Everyone in their heart of hearts knows full well that a volley in football involves the ball never hitting the ground. It’s where “have it” comes from. It’s what ‘headers and volleys’ is built upon. It’s what makes a volley special. You can’t let a ball bounce two or three times, hit it and call it a volley. Technically, you probably could. But, culturally, you’d be expelled from the street.
In fairness though, a bouncing ball has arguably been affected as much as a controlled ball has been. Dele Alli’s ridiculous goal against Crystal Palace was special and it didn’t hit the ground. He did however have the advantage of taking two touches before he thumped it, eliminating external factors. Vardy’s meanwhile was hit first-time, probably even more difficult (the strike part) but the purist still wouldn’t call that a volley?

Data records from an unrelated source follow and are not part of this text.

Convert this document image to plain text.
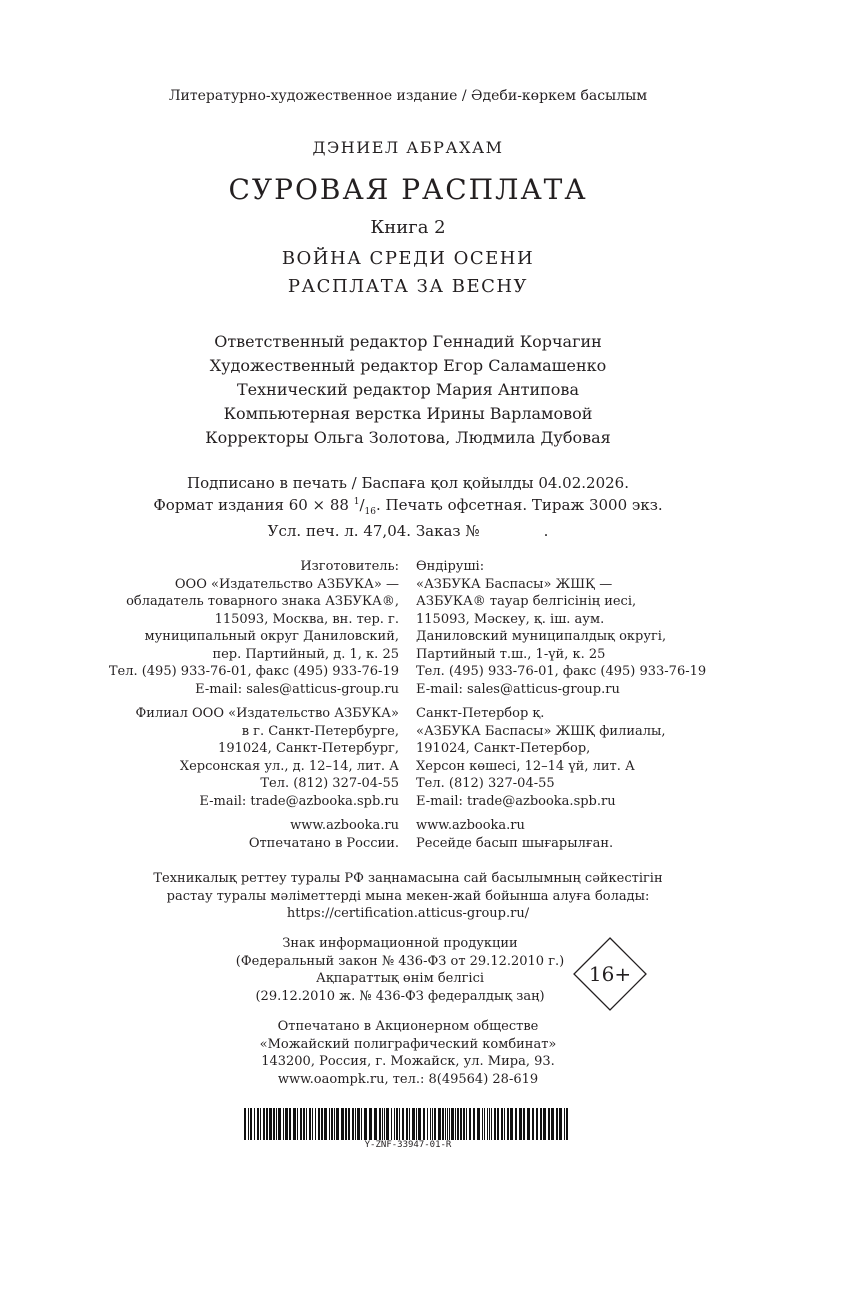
Литературно-художественное издание / Әдеби-көркем басылым
ДЭНИЕЛ АБРАХАМ
СУРОВАЯ РАСПЛАТА
Книга 2
ВОЙНА СРЕДИ ОСЕНИ
РАСПЛАТА ЗА ВЕСНУ
Ответственный редактор Геннадий Корчагин
Художественный редактор Егор Саламашенко
Технический редактор Мария Антипова
Компьютерная верстка Ирины Варламовой
Корректоры Ольга Золотова, Людмила Дубовая
Подписано в печать / Баспаға қол қойылды 04.02.2026.
Формат издания 60 × 88 $^1/_{16}$. Печать офсетная. Тираж 3000 экз.
Усл. печ. л. 47,04. Заказ №	.
Изготовитель:
ООО «Издательство АЗБУКА» —
обладатель товарного знака АЗБУКА®,
115093, Москва, вн. тер. г.
муниципальный округ Даниловский,
пер. Партийный, д. 1, к. 25
Тел. (495) 933-76-01, факс (495) 933-76-19
E-mail: sales@atticus-group.ru
Өндіруші:
«АЗБУКА Баспасы» ЖШҚ —
АЗБУКА® тауар белгісінің иесі,
115093, Мәскеу, қ. іш. аум.
Даниловский муниципалдық округі,
Партийный т.ш., 1-үй, к. 25
Тел. (495) 933-76-01, факс (495) 933-76-19
E-mail: sales@atticus-group.ru
Филиал ООО «Издательство АЗБУКА»
в г. Санкт-Петербурге,
191024, Санкт-Петербург,
Херсонская ул., д. 12–14, лит. А
Тел. (812) 327-04-55
E-mail: trade@azbooka.spb.ru
Санкт-Петербор қ.
«АЗБУКА Баспасы» ЖШҚ филиалы,
191024, Санкт-Петербор,
Херсон көшесі, 12–14 үй, лит. А
Тел. (812) 327-04-55
E-mail: trade@azbooka.spb.ru
www.azbooka.ru
Отпечатано в России.
www.azbooka.ru
Ресейде басып шығарылған.
Техникалық реттеу туралы РФ заңнамасына сай басылымның сәйкестігін
растау туралы мәліметтерді мына мекен-жай бойынша алуға болады:
https://certification.atticus-group.ru/
Знак информационной продукции
(Федеральный закон № 436-ФЗ от 29.12.2010 г.)
Ақпараттық өнім белгісі
(29.12.2010 ж. № 436-ФЗ федералдық заң)
16+
Отпечатано в Акционерном обществе
«Можайский полиграфический комбинат»
143200, Россия, г. Можайск, ул. Мира, 93.
www.oaompk.ru, тел.: 8(49564) 28-619
Y-ZNF-33947-01-R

They probably wouldn’t. Nor should they. Difficulty levels don’t come into it.
A volley, in football, is a ball that doesn’t hit the ground. You control it yourself without the help of the surface beneath you. It all comes from you, whether you take it from the sky, whether you take two touches or whether you just have it first time.
You keep it up, you volley it, you don’t let it touch the ground before you get to it.
Technically, by definition, yes, you could argue all you want otherwise. You can argue that the act of a volley is just striking the ball in the air. But where does it end? If that goal of Suarez’ bounces three more times before he hits it, would you still call it a volley? If a cross comes across the box, bounces five times and you hit it – before it comes to rest on the ground – do you credit yourself with a volley?
You don’t.
If you live by the football rules, Vardy’s was a half-volley. It bounced and he hit it.
If you live by the half-volley rules or the Oxford Dictionary rules, Vardy’s might not have been a half-volley, it might be some other term yet to be thought up. But it sure as hell wasn’t a volley. Not in football anyway.
It was bloody magnificent all the same.